LFD Book Forum

LFD Book Forum (http://book.caltech.edu/bookforum/index.php)
-   Homework 2 (http://book.caltech.edu/bookforum/forumdisplay.php?f=131)
-   -   HW 2.8: Seeking clarification on simulated noise (http://book.caltech.edu/bookforum/showthread.php?t=351)

sakumar 04-15-2012 11:37 PM

HW 2.8: Seeking clarification on simulated noise
 
First we generate a training set of 1000 points. We also generate a vector y using the target function given.

Now we are directed to randomly flip the sign of 10% of the training set.

The training set has 4000 numbers at this point. We should randomly choose 400 of these numbers and flip the sign? Including the y values? Also include the values for the 1000 x0 which we initialized to 1.0?

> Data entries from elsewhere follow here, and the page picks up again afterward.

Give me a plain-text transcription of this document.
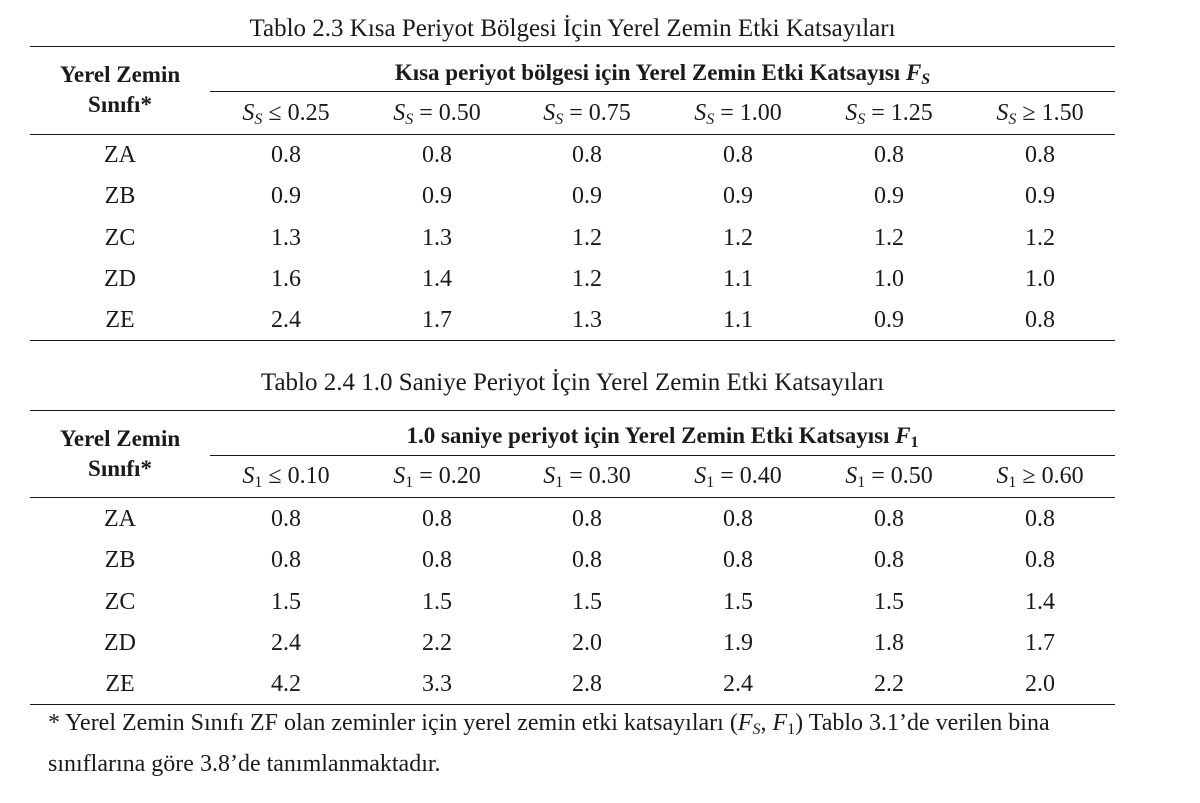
Tablo 2.3 Kısa Periyot Bölgesi İçin Yerel Zemin Etki Katsayıları
Yerel Zemin
Sınıfı*
Kısa periyot bölgesi için Yerel Zemin Etki Katsayısı FS
SS ≤ 0.25	SS = 0.50	SS = 0.75	SS = 1.00	SS = 1.25	SS ≥ 1.50
ZA	0.8	0.8	0.8	0.8	0.8	0.8
ZB	0.9	0.9	0.9	0.9	0.9	0.9
ZC	1.3	1.3	1.2	1.2	1.2	1.2
ZD	1.6	1.4	1.2	1.1	1.0	1.0
ZE	2.4	1.7	1.3	1.1	0.9	0.8
Tablo 2.4 1.0 Saniye Periyot İçin Yerel Zemin Etki Katsayıları
Yerel Zemin
Sınıfı*
1.0 saniye periyot için Yerel Zemin Etki Katsayısı F1
S1 ≤ 0.10	S1 = 0.20	S1 = 0.30	S1 = 0.40	S1 = 0.50	S1 ≥ 0.60
ZA	0.8	0.8	0.8	0.8	0.8	0.8
ZB	0.8	0.8	0.8	0.8	0.8	0.8
ZC	1.5	1.5	1.5	1.5	1.5	1.4
ZD	2.4	2.2	2.0	1.9	1.8	1.7
ZE	4.2	3.3	2.8	2.4	2.2	2.0
* Yerel Zemin Sınıfı ZF olan zeminler için yerel zemin etki katsayıları (FS, F1) Tablo 3.1’de verilen bina sınıflarına göre 3.8’de tanımlanmaktadır.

jsarrett 04-16-2012 12:42 AM

Re: HW 2.8: Seeking clarification on simulated noise
 
I'm pretty sure we only flip the sign on the ys. That's what I did and got reasonable results. That corresponds to noise in your sample of the target function.

-James

yaser 04-16-2012 01:03 AM

Re: HW 2.8: Seeking clarification on simulated noise
 
Quote:

Originally Posted by jsarrett (Post 1320)
I'm pretty sure we only flip the sign on the ys. That's what I did and got reasonable results. That corresponds to noise in your sample of the target function.

-James

You are correct.

sakumar 04-16-2012 08:18 AM

Re: HW 2.8: Seeking clarification on simulated noise
 
Thank you both for that clarification. I believe I am inching closer to understanding noise.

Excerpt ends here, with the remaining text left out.